Sarcofago’s “INRI” was brutal, Cryptic Slaughter’s “Convicted” was brutal, but their hysterical grinding, hyper-blasting aesthetics lacked the structured musical proficiency that would make one exclaim, “Wow, this is music! And it’s brutal!”. They sounded like sketchy, random jam sessions without too many redeeming musical merits. When the skill comes forward with musicians able to produce something that is really Music, this is when the going gets scary… cause maniacs with skills/brains are those that are capable of doing the real damage. Again the Possessed and Death debuts weren’t really a match to this organized piece of brutality which elaborated on the latter element taken from its “father”, the Slayer magnum opus, and brought it to the extreme. It was the Europeans again who came close, Protector with “Misanthropy”, the first genuine foray into death metal territory; and Messiah with “Hymns to Abramelin” which was already released a year earlier. Boom.

So can this album be considered a second creative peak provided that the debut was already the first one? Debatable stuff, but the answer clings more towards the negative as regardless of how good the album reviewed here is, it’s still a copy of a grand original which more individualistic embellishments are more of additional boosts in order to make this recording sound more violent than conscious reflections of originality or creativity.
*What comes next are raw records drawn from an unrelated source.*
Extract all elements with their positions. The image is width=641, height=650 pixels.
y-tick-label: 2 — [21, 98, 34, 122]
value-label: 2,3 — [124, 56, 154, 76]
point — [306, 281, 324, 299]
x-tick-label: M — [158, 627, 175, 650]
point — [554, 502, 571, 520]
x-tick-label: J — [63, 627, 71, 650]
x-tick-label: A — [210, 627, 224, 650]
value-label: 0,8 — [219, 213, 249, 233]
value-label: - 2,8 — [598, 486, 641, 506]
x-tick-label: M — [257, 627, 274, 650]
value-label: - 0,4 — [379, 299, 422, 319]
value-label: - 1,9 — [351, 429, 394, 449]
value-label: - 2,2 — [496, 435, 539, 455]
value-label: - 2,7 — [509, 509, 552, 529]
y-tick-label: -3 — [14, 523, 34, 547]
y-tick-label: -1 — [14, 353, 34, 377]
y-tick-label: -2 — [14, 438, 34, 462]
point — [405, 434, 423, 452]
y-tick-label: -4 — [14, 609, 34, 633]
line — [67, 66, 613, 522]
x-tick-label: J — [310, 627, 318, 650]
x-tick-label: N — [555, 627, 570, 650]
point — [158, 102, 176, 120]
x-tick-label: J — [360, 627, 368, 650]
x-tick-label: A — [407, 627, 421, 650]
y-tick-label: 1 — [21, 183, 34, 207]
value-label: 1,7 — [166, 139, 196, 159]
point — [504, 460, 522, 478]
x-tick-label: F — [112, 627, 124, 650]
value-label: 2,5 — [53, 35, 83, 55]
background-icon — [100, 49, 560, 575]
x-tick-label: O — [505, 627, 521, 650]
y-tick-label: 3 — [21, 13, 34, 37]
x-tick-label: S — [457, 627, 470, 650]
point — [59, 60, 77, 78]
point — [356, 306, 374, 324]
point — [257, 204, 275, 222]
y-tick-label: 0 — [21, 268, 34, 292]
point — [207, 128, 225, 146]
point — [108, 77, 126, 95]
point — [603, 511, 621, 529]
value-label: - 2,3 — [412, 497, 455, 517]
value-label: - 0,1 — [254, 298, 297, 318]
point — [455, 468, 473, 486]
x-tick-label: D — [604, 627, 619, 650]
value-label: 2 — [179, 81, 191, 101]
Mentioning the latter, the band fans, as well as any other metal fan around the Universe, owe it to themselves to track down the “Whips & Chains” demo released a year later, a stunning 3-tracker displaying a side of the band which even the most vivid imagination wouldn’t have envisaged, not even remotely. The band had joined the progressive/technical thrash craze of the late-80’s, albeit on a much smaller scale, producing superb avant garde, quirky progressive thrash with echoes of Voivod’s “Killing Technology”, Realm’s “Suiciety”, and Annihilator’s “Alice in Hell”. A full-length sustained in the same vein would have walked over the latter effort with ease, and would have even given eye-openers like Mekong Delta’s “The Music of Erich Zann” a good run for their money. Needless to add, the brutal vocal exploits from the album here had been replaced by much more fitting, much cleaner ones adding up to this handsome package…

to which the Exumers have to come back now that they’re fully operational once again, with Von Stein brought back and all. On the other hand, if you think of it, another “rising from the sea” or “the ocean” may not be such a bad option either… as long as it’s not the same “tsunami” as the one that just passed us by.